El ministro de Agricultura francés, Julien Denormandie, ha anunciado, durante una intervención en el Senado, que el cáncer de próstata derivado del uso de pesticidas se considerará en breve como enfermedad profesional, lo que repercutirá directamente en los ganaderos de vacuno y porcino, así como los garicultores de cereales y fruales, que son el colectivo más propenso a sufrir esta enfermedad por su relación más directa con los pesticidas.

Denormandie precisó que este reconocimiento será para quienes utilizan fitosanitarios con fines profesionales, a la vez que destacaba que «estamos en línea con las indicaciones ya dadas por el Presidente de la República sobre un mayor reconocimiento de las enfermedades profesionales y en línea con la política del gobierno sobre estas enfermedades profesionales «.

De esta forma, el ministro sigue la recomendación de la comisión superior de enfermedades profesionales en agricultura (Cosmap) del pasado 12 de octubre. Las condiciones de ese reconocimiento aún no se han definido.

UNA ENFERMEDAD INVALIDANTE QUE AFECTA A GANADEROS,AGRICUTORES E INCLSO A TRABAJADORES DE COOPERATIVAS

Cabe recordar que, a mediados de septiembre, un colectivo francés de apoyo a las víctimas de los pesticidas pidió que el cáncer de próstata se considere enfermedad profesional para los agricultores. Subraya que se trata de una “enfermedad invalidante, cuyos tratamientos son largos y duros, altera considerablemente la vida social y sigue siendo un tabú en el campo”.

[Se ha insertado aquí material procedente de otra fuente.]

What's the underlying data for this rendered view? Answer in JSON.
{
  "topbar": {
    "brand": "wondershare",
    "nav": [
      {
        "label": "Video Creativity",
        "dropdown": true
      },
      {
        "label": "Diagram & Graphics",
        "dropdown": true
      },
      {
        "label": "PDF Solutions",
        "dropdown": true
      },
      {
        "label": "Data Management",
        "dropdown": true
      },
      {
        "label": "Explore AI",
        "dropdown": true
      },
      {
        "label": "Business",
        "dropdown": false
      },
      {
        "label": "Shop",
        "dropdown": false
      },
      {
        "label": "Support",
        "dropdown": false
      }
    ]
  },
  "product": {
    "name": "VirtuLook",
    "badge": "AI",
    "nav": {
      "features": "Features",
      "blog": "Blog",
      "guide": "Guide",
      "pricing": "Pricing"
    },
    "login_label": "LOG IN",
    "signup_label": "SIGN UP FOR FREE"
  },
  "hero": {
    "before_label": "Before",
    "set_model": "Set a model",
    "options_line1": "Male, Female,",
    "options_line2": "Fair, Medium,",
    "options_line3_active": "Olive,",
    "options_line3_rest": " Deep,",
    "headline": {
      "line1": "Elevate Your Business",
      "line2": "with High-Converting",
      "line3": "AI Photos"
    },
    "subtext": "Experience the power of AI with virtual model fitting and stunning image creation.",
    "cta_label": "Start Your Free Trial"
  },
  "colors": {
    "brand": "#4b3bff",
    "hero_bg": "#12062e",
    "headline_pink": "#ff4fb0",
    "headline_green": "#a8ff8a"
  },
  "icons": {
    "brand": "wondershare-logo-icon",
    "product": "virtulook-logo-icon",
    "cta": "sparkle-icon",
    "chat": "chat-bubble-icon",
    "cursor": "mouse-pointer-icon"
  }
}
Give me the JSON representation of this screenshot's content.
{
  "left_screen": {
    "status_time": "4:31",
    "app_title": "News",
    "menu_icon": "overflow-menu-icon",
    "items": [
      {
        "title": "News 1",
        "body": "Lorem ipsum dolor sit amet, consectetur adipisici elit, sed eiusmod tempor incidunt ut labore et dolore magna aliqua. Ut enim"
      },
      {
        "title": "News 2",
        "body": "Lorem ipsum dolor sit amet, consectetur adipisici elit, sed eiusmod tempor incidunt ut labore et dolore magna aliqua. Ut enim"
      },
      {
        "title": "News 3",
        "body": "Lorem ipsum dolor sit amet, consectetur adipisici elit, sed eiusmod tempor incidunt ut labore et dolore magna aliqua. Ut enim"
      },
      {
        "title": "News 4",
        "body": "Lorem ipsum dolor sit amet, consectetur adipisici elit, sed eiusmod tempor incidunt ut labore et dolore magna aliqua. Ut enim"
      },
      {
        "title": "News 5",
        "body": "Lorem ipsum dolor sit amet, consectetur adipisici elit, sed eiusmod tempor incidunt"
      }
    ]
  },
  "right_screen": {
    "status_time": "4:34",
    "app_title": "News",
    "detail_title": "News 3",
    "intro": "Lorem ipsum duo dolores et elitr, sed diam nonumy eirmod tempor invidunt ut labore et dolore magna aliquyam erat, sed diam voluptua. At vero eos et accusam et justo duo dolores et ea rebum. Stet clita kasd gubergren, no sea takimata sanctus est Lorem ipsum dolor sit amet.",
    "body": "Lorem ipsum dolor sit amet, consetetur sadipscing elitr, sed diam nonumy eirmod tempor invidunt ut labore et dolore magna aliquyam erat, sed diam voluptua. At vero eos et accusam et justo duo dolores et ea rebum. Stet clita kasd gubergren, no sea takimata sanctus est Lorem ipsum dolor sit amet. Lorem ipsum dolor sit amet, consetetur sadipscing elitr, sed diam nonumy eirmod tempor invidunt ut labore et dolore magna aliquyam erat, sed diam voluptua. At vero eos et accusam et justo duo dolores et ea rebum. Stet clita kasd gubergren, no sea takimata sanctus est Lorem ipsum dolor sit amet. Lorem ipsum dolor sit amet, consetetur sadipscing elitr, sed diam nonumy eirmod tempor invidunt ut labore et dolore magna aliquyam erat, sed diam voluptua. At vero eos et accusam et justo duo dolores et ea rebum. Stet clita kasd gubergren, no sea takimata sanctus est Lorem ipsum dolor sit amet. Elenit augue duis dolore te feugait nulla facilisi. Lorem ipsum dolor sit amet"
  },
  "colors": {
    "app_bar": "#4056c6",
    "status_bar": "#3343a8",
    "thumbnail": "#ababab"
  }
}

Asimismo, recuerda que el Instituto de Salud francés ha identificado un riesgo mayor de sufrir esta enfermedad entre los ganaderos de vacuno y porcino y los productores de cereales y de fruta, aunque también se baraja que se amplíe a los empleados de las cooperativas, por ejemplo, o incluso a los viticultores que están en contacto con plaguicidas.

Por su parte, la Agencia francesa de seguridad alimentaria (Anses) difundió el pasado mes de julio un informe en el que considera que hay “una relación probable entre la exposición a los pesticidas y la aparición de cáncer de próstata”. Además, estimaba que se reúnen los elementos científicos para considerar como profesional esta enfermedad.

En España no se va tan lejos y, como mucho, la lucha se centra en que se reconozca a la tularemia como una enfermedad profesional. Recientemente, un estudio publicado por un grupo de investigadores de la Universidad de Valladolid -Campus de Palencia- en la revista «Frontiers in Veterinary Science» ha concluido que el incremento de la población de topillo campesino en forma de plaga aumenta el riesgo de propagación de la enfermedad de la tularemia en las zonas donde se expande.